This page organizes papers related to artificial intelligence published around the world. This page is summarized using Google Gemini and is operated on a non-profit basis. The copyright of the paper belongs to the author and the relevant institution. When sharing, simply cite the source.
William Walden, Marc Mason, Orion Weller, Laura Dietz, Hannah Recknor, Bryan Li, Gabrielle Kaili-May Liu, Yu Hou, James Mayfield, Eugene Yang
Outline
Auto-ARGUE is an LLM-based framework used to evaluate augmented search generation (RAG) systems for generating long-form, citation-based reports.

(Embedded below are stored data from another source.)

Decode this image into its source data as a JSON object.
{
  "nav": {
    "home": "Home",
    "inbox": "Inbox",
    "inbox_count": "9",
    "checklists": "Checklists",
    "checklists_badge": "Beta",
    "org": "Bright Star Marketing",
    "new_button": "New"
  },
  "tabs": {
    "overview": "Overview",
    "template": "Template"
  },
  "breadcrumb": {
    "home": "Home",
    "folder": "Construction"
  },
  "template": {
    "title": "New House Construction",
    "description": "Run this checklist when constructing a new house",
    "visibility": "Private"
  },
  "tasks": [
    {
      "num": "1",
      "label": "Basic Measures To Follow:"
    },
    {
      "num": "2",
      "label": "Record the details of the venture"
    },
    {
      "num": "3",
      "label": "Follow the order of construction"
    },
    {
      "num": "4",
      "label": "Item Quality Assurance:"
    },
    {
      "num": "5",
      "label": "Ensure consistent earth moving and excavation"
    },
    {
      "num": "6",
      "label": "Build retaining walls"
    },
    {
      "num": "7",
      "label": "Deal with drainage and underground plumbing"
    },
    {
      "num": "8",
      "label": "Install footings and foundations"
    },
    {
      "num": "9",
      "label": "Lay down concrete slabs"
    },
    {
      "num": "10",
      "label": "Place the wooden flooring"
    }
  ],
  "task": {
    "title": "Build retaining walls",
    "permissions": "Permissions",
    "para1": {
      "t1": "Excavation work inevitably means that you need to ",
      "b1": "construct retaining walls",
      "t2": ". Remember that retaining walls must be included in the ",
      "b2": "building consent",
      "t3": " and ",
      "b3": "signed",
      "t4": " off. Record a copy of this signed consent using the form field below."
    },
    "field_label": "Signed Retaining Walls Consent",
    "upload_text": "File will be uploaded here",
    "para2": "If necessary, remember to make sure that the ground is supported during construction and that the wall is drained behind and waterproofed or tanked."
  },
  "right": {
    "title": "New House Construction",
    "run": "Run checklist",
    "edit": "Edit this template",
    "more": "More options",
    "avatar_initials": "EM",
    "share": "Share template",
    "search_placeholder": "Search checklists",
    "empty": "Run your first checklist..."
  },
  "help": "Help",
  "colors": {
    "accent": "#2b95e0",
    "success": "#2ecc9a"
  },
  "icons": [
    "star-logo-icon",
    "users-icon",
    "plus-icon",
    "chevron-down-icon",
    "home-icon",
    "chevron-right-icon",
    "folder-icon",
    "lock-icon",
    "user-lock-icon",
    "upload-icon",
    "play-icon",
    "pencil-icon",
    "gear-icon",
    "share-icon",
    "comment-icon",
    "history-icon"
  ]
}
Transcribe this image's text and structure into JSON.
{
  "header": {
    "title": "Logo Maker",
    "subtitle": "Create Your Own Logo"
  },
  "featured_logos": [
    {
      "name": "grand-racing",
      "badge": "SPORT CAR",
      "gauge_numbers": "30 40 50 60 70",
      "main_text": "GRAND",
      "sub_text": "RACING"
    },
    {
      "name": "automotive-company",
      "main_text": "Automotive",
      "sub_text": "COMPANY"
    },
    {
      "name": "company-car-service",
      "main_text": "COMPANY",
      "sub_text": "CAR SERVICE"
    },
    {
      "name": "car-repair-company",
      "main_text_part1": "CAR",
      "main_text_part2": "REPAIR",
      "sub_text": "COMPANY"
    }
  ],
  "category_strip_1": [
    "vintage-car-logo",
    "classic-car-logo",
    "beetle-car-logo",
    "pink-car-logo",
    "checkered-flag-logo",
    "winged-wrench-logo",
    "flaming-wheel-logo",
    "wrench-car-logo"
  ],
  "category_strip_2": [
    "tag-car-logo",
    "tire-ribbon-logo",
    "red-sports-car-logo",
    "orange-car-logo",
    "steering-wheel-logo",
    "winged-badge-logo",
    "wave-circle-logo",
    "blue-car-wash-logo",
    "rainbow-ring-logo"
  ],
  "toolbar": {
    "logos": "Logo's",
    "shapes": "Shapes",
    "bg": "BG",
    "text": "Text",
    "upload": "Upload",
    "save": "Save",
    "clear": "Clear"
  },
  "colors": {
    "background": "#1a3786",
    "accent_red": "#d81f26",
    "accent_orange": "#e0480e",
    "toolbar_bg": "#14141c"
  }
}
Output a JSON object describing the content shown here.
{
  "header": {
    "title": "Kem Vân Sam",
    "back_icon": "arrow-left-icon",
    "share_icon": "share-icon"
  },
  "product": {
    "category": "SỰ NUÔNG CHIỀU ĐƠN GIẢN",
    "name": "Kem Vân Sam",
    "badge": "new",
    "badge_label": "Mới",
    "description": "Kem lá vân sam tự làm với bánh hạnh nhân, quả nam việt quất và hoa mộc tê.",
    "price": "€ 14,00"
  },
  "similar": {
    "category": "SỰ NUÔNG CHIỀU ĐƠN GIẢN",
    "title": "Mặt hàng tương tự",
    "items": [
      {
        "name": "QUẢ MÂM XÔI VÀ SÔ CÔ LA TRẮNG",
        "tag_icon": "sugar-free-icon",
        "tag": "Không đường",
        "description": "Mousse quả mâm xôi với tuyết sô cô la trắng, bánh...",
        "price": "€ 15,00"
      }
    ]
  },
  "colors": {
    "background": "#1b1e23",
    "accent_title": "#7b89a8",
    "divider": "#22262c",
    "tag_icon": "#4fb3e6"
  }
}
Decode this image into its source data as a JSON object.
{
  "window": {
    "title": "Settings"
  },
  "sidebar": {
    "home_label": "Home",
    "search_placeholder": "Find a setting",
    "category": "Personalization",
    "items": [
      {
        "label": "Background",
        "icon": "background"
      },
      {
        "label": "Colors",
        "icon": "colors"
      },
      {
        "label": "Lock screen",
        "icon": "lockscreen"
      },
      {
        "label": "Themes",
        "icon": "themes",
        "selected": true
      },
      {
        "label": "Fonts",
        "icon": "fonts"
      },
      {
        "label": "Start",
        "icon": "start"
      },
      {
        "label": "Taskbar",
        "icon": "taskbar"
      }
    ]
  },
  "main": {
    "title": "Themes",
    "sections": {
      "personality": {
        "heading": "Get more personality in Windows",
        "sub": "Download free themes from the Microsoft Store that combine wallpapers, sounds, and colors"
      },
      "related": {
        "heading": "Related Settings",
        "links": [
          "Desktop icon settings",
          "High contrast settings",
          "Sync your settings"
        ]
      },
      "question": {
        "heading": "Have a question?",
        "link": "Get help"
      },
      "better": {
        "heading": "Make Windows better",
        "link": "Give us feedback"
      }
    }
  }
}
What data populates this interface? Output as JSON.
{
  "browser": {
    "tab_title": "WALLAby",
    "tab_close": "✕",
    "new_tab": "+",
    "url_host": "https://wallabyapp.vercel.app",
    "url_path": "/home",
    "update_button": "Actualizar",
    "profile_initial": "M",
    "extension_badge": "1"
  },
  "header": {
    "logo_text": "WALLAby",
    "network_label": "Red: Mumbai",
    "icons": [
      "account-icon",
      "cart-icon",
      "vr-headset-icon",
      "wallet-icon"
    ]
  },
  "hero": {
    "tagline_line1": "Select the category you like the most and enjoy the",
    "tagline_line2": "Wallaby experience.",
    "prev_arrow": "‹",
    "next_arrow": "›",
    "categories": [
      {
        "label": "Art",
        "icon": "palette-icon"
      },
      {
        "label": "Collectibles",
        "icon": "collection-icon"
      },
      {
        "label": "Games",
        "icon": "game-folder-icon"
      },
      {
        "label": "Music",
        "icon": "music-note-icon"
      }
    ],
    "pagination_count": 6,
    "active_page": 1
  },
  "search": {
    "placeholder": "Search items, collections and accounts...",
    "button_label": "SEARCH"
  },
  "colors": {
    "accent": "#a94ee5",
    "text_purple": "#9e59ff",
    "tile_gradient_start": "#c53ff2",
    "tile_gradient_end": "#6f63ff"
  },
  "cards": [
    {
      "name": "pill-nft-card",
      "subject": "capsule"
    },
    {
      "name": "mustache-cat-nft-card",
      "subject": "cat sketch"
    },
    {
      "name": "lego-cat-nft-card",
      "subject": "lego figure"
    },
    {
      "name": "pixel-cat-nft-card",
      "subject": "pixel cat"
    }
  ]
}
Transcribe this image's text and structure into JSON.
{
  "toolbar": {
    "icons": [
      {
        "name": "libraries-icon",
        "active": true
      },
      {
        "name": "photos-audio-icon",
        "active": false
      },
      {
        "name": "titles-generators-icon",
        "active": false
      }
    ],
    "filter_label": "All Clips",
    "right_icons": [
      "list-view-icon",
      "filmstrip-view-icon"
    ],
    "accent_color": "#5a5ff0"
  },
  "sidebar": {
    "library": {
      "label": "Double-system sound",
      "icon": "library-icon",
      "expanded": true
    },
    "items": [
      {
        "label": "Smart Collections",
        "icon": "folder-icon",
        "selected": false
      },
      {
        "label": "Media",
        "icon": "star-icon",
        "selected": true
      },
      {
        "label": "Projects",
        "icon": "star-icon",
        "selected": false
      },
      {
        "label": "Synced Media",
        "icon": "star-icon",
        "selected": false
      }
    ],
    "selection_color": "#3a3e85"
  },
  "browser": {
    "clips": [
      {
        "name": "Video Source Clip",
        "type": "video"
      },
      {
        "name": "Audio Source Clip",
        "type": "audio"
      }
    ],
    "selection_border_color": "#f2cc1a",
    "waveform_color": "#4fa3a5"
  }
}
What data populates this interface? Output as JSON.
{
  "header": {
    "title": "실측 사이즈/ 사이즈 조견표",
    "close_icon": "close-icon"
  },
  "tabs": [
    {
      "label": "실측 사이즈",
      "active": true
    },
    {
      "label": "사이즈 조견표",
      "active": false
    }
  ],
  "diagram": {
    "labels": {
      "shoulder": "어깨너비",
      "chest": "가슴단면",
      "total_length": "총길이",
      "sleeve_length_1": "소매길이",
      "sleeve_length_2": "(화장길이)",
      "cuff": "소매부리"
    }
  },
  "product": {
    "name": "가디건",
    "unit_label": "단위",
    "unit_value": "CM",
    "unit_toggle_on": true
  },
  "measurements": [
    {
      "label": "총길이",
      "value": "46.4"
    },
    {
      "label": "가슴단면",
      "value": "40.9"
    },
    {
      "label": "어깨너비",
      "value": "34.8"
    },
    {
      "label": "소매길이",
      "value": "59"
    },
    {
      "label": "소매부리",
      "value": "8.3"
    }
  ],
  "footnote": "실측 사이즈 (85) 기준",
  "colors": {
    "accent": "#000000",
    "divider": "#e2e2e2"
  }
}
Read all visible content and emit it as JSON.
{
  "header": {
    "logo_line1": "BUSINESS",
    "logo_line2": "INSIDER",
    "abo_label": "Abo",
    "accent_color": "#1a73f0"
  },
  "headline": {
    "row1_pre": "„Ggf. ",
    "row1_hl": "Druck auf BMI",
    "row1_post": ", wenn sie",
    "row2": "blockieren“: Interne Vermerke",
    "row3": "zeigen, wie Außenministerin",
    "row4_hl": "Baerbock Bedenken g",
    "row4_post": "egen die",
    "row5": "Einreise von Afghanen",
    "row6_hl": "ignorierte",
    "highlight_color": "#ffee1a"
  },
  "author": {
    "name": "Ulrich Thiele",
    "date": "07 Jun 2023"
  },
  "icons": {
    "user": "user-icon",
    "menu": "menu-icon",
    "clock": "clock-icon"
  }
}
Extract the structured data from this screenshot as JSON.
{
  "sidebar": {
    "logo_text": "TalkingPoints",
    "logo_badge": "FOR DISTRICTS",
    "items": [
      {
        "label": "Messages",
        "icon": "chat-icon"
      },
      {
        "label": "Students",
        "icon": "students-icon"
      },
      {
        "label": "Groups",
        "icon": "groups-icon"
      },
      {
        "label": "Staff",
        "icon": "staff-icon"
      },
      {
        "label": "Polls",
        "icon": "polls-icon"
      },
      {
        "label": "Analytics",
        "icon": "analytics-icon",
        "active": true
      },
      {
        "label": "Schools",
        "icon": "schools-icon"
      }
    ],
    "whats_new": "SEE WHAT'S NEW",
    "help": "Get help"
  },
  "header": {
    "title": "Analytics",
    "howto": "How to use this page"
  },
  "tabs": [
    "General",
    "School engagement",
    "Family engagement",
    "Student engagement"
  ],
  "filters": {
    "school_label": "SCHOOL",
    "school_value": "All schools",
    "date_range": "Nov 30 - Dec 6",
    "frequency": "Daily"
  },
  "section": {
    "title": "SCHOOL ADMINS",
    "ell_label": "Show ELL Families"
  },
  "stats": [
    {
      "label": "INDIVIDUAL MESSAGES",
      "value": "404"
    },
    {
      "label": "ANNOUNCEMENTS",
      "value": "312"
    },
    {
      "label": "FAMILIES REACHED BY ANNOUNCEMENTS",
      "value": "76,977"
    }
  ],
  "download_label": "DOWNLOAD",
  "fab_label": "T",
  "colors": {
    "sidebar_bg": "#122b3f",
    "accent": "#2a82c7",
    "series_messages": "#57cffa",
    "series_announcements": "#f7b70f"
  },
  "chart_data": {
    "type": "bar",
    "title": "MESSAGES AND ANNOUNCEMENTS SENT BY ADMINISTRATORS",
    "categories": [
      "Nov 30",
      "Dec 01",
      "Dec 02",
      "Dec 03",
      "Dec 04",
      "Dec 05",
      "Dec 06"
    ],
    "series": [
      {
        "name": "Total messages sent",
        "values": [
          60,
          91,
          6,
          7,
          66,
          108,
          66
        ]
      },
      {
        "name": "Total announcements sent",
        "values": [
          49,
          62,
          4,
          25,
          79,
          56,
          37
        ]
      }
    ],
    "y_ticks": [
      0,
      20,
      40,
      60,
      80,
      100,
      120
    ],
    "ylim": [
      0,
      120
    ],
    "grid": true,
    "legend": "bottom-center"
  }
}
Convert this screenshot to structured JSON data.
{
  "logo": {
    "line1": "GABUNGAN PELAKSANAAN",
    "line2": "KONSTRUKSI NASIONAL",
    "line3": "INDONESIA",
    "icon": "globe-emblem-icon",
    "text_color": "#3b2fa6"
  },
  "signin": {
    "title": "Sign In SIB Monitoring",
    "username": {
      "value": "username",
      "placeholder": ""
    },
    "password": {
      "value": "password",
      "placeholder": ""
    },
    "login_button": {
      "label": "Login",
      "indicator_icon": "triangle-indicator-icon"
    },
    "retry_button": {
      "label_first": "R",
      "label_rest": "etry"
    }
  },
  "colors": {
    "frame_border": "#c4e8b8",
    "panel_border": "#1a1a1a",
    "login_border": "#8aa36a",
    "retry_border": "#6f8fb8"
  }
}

We present an analysis of a report generation pilot task from the TREC 2024 NeuCLIR track, demonstrating good system-level correlation with human judgment. We also release a web app for visualizing Auto-ARGUE output.
Takeaways, Limitations
•
Addresses the lack of a RAG system evaluation tool specialized in report generation.
•
Suggesting the possibility of system-level evaluation that shows good correlation with human judgment.
•
Provides a web app to visualize the output of Auto-ARGUE.
•
Since these results are for a specific task in the TREC 2024 NeuCLIR track, generalizability may be limited.
•
Further analysis of the performance and limitations of Auto-ARGUE itself is needed.